Hypothetically, if I want to buy the Samsung S25 next year, and Tariffs are in place in America. I live in the UK. Why would my purchase be 40% more expensive? Samsung uses their own nodes, own fabs to manufacture their chips in south korea, they assemble the phones in Vietnam, after which they get shipped to the UK. Why would American tariffs affect literally everything as you have just said?
Good work Gamers. Your hardware will be more expensive, but at least Biden won't be suggesting a non-enforceable DEI directive at the HR of those game studios.
I never use Google, so this is from a blank slate search. The top result for "can i c" is "can I change my vote?" Also the top 2 results for "what is" by itself are: "what is the 4b movement" and "what is a tariff". Here come the leopards.
Kamala ("or Kamabla" as the adult children like to call her", because that's normal for a president to make jokes about names) was also going to increase the minimum wage
So, those underpaid children are going to get hit by tariffs and not get a wage increase
Nobody will step up, because manufacturing electronics like this is incredibly expensive, and any new president in 2028 could instantly drop Trump's dumb ass tariffs.
So you'd be going into an expensive, already risky business, with an even bigger risk that one day the competition suddenly drops their prices by ~40% due to a drop in tariffs. Nobody's gonna take that risk.

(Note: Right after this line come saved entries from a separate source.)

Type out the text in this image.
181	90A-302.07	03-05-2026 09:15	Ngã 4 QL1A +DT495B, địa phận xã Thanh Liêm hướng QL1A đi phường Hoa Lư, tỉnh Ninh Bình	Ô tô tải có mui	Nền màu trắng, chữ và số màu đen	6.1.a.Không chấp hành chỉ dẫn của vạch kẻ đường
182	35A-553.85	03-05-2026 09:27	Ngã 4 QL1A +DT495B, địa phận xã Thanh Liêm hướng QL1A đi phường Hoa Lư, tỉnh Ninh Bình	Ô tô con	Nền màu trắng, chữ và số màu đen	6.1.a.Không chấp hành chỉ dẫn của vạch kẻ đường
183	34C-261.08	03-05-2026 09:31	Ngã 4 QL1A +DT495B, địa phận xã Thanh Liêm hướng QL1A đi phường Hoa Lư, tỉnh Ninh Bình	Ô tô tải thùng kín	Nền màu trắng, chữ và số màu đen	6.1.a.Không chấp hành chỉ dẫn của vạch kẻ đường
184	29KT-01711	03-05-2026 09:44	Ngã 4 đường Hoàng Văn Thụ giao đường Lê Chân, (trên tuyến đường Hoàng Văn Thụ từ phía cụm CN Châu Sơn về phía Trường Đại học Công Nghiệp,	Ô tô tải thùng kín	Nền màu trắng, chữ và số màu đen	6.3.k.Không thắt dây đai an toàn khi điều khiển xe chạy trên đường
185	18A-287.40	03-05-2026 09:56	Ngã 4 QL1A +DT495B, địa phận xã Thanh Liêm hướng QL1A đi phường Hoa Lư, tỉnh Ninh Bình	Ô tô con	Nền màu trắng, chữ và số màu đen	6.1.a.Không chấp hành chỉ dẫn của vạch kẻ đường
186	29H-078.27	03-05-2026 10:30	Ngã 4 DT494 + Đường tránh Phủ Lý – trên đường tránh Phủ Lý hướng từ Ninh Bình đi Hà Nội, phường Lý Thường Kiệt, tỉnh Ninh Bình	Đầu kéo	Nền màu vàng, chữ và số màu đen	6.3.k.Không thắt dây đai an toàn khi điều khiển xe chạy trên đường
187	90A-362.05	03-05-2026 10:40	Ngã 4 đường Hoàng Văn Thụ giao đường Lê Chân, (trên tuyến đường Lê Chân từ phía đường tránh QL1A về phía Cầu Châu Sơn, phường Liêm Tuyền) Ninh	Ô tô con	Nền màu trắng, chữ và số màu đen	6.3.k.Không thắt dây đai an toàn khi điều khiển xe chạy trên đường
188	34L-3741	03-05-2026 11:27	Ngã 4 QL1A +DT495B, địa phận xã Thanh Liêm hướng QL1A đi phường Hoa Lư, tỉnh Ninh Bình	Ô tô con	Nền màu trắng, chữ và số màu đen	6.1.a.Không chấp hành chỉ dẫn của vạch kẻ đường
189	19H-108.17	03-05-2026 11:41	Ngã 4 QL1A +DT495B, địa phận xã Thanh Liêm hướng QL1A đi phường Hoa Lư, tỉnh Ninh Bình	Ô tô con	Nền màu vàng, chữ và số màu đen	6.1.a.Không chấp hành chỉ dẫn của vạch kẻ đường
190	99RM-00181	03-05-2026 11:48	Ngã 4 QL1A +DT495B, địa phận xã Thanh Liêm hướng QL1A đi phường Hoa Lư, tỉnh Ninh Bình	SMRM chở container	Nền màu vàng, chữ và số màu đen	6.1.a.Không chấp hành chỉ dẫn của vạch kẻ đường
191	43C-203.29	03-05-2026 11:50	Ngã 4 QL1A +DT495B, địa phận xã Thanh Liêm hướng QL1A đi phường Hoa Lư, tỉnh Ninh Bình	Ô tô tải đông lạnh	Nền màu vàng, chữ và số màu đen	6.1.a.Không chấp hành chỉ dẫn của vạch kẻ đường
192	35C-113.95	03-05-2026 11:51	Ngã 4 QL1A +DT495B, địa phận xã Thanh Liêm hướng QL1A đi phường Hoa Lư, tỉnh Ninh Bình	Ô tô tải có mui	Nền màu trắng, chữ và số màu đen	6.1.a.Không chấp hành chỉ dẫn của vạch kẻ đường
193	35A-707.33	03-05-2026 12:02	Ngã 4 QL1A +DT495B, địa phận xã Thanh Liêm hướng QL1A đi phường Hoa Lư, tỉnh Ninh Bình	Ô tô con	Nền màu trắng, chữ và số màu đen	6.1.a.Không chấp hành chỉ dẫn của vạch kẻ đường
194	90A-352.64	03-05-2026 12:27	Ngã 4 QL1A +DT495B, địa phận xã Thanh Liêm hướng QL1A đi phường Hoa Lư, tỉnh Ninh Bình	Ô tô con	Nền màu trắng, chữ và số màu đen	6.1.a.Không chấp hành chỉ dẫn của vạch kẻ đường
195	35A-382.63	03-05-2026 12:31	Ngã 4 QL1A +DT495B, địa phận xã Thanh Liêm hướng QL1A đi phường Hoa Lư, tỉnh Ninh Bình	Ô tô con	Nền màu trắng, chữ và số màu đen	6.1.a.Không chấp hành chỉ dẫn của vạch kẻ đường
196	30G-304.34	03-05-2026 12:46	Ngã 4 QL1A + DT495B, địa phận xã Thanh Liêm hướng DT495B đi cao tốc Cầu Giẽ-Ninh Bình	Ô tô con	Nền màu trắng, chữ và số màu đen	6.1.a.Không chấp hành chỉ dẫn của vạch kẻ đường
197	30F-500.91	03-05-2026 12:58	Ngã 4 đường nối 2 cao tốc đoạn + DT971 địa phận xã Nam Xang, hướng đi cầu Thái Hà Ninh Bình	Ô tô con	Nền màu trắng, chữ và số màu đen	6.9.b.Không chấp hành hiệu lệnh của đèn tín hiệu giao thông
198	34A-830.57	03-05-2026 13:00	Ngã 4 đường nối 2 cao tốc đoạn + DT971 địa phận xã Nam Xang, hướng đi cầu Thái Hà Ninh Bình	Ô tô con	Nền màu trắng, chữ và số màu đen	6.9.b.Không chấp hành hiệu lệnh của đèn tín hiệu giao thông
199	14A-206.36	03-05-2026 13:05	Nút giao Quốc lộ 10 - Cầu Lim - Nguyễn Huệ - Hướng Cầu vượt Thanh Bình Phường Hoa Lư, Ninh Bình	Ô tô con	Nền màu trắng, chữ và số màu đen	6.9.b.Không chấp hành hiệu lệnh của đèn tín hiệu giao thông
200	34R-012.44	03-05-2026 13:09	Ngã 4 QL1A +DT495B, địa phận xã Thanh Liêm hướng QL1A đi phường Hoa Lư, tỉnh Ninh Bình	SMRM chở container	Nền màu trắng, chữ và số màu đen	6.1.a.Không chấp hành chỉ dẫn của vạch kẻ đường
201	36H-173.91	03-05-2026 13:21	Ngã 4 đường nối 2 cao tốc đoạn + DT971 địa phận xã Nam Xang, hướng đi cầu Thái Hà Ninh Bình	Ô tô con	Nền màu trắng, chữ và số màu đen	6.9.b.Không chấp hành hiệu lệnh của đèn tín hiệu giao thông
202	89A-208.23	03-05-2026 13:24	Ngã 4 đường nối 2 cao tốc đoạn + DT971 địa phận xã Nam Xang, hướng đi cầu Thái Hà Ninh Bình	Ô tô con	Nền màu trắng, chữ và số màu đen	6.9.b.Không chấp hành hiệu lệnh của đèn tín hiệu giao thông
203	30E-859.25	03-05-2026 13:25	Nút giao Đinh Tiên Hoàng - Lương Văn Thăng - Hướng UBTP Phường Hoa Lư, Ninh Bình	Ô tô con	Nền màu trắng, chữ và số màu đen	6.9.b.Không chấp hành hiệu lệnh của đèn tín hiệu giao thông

And even if somebody successfully did take on that risk, they'd charge just under the price of the electronics that have the tariffs baked into the price, so congrats, no matter what we'd esentially be paying a ~40% markup on electronics, and that's before accounting for all the businesses that raise prices even further than the tariffs to account for the drop in demand, and supply chain halt.
As a small business owner I will likely have to completely shut down if/when tariffs are imposed, so yeah, this isn't about paying more for a video game for many of us.
I'm still waiting for the wall to be built with Mexican money. Just because Trump says he's going to do something doesn't mean he actually will. I don't care what liars say, I care what they do.
I could ask you the same thing for expecting me to answer to a question that ends like this. Now you just end on the blocklist with the rest of the incivil jerks.
Are tariffs applied when a company produces something in one country and transports them to their own company in another country? I thought they only applied to sales.